Last week, I made these adorable and serious delicious chicken pot pie cupcakes!! I loved that these were individual, did not take as long to cook, and did not take as long to cool as the normal potpies! These little suckers packed all the punch of the normal pie. I swear you won’t miss anything. Yum!
- 1 chicken breast, poached and diced
- 1 (14.5 oz) can cream of chicken soup
- 1 cup frozen mixed veggies
- 1 cup shredded cheddar cheese
- 1 Tbs Herbs De Provence
- 1 tsp onion powder
- 1 tsp garlic salt
- 2 (10 oz) cans Pillsbury biscuits
- Preheat your oven to 400.
- In a large bowl, combine the cooked chicken, cream of chicken soup, frozen veggies, cheese, herbs and spices.

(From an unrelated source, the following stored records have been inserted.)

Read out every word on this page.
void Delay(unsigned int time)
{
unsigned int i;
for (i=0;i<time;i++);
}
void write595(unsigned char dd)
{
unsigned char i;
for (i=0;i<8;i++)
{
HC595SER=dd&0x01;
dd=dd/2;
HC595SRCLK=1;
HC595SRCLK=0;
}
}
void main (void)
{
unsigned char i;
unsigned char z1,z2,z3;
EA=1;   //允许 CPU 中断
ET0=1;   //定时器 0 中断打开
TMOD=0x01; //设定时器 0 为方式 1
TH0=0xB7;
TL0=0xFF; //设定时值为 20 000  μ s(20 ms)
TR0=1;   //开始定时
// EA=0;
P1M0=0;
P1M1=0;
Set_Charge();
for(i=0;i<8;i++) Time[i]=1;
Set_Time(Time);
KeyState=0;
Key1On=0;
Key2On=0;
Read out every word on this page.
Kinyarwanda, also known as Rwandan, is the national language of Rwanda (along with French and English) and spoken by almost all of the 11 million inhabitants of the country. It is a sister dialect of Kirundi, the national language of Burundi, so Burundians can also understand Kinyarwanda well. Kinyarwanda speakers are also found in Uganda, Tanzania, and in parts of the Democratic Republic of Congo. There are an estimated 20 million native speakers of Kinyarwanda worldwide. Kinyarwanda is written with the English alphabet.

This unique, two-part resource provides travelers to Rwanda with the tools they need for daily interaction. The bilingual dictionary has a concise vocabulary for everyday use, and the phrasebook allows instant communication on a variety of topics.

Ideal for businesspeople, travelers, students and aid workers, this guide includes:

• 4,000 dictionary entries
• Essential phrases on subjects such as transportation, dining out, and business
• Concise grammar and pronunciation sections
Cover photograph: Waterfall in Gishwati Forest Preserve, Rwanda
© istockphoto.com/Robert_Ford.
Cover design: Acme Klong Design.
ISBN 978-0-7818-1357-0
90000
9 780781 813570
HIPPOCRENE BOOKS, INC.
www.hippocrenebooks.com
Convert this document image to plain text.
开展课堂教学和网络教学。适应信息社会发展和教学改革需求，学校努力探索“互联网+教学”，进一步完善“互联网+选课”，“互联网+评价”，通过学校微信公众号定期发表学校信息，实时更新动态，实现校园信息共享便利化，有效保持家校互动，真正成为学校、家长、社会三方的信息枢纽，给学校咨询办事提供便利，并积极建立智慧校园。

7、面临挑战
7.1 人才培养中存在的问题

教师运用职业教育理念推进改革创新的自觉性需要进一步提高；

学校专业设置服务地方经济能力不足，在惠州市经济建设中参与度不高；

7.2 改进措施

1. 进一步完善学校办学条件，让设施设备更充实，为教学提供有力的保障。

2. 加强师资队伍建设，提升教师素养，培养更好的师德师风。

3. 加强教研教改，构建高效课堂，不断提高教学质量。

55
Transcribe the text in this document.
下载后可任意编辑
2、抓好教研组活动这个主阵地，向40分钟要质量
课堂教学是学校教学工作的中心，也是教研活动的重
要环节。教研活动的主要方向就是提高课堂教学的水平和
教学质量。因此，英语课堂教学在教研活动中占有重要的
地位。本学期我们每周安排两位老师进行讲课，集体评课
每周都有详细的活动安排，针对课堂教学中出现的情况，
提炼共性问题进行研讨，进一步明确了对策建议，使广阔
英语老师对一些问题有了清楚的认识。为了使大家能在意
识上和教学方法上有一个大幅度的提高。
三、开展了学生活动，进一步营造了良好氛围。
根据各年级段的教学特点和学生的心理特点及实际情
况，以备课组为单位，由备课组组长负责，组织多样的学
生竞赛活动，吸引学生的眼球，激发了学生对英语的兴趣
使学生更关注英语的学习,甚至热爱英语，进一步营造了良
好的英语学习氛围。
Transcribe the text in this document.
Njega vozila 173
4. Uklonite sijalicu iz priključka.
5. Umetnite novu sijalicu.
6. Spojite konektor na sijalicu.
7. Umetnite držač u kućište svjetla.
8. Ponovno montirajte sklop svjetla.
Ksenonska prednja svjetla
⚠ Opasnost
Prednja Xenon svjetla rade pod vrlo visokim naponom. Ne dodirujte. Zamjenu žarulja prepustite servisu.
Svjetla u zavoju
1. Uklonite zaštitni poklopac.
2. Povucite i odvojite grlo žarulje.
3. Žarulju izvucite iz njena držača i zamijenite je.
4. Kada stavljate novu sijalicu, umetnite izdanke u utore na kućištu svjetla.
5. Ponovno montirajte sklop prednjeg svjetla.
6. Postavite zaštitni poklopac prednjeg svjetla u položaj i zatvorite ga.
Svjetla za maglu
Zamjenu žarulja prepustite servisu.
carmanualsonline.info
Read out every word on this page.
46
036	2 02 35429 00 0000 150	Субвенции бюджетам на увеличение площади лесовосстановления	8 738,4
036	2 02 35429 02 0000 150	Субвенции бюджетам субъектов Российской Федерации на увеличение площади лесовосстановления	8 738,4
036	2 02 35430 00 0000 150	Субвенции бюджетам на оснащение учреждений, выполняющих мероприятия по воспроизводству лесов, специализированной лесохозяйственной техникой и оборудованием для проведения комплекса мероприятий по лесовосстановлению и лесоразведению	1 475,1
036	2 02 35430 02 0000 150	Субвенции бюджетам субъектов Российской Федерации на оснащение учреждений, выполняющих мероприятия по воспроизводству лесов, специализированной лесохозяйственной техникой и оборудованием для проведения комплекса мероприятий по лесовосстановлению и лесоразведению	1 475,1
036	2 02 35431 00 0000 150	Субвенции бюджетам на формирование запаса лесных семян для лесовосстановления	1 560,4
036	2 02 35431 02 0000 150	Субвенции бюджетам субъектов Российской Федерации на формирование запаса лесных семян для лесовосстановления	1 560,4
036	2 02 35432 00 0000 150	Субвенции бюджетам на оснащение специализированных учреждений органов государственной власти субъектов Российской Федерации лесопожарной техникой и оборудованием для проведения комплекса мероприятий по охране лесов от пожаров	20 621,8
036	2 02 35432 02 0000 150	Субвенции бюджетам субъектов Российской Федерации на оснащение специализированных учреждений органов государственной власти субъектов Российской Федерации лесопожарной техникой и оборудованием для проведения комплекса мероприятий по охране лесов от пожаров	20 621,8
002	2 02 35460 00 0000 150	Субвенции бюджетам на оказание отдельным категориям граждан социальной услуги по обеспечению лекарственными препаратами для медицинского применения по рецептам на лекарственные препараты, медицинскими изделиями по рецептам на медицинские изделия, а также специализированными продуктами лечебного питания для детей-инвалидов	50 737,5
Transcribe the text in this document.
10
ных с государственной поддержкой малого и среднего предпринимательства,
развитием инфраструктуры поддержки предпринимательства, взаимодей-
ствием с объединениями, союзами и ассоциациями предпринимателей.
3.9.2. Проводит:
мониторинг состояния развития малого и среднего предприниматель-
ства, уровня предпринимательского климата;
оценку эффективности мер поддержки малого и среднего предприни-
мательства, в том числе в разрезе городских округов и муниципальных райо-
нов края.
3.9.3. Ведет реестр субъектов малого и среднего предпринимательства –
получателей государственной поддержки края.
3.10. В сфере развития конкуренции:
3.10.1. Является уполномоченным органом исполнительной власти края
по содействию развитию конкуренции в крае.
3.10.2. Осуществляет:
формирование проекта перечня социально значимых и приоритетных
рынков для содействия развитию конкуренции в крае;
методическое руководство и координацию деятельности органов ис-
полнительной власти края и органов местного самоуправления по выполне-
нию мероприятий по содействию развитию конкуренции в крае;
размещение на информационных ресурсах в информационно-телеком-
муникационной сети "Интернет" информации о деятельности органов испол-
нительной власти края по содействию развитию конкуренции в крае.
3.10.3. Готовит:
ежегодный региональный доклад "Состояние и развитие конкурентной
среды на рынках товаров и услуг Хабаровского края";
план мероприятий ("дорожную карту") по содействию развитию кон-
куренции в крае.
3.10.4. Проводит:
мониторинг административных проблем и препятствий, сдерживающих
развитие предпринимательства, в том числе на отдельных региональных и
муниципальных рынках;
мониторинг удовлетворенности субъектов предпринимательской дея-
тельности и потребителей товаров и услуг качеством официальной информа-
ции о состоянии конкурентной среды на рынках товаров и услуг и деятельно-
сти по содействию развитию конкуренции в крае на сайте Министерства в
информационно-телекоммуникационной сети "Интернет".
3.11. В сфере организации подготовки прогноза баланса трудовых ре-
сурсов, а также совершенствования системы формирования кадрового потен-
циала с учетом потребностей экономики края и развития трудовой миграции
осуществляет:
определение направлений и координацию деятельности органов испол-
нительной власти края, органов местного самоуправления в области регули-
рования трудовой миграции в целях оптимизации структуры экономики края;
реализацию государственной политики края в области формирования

- Lightly grease a 12-cup muffin tin and place the Pillsbury biscuits into each cup, pressing into the bottom and up the sides.
- Evenly spoon the pot pie mixture into each biscuit cup. Slide into the oven and bake for about 15 minutes. Check at the 12 minute mark.
- Let rest for about 3 minutes and dig in!
- Use the flaky biscuits instead of the homestyle. The flakiness of a traditional potpie is something that I sorta missed with these.
- Completely your preference, but I suggest baking the biscuits 5-8 minutes before putting the filling in. This gives your dough a chance to cook a bit more thoroughly.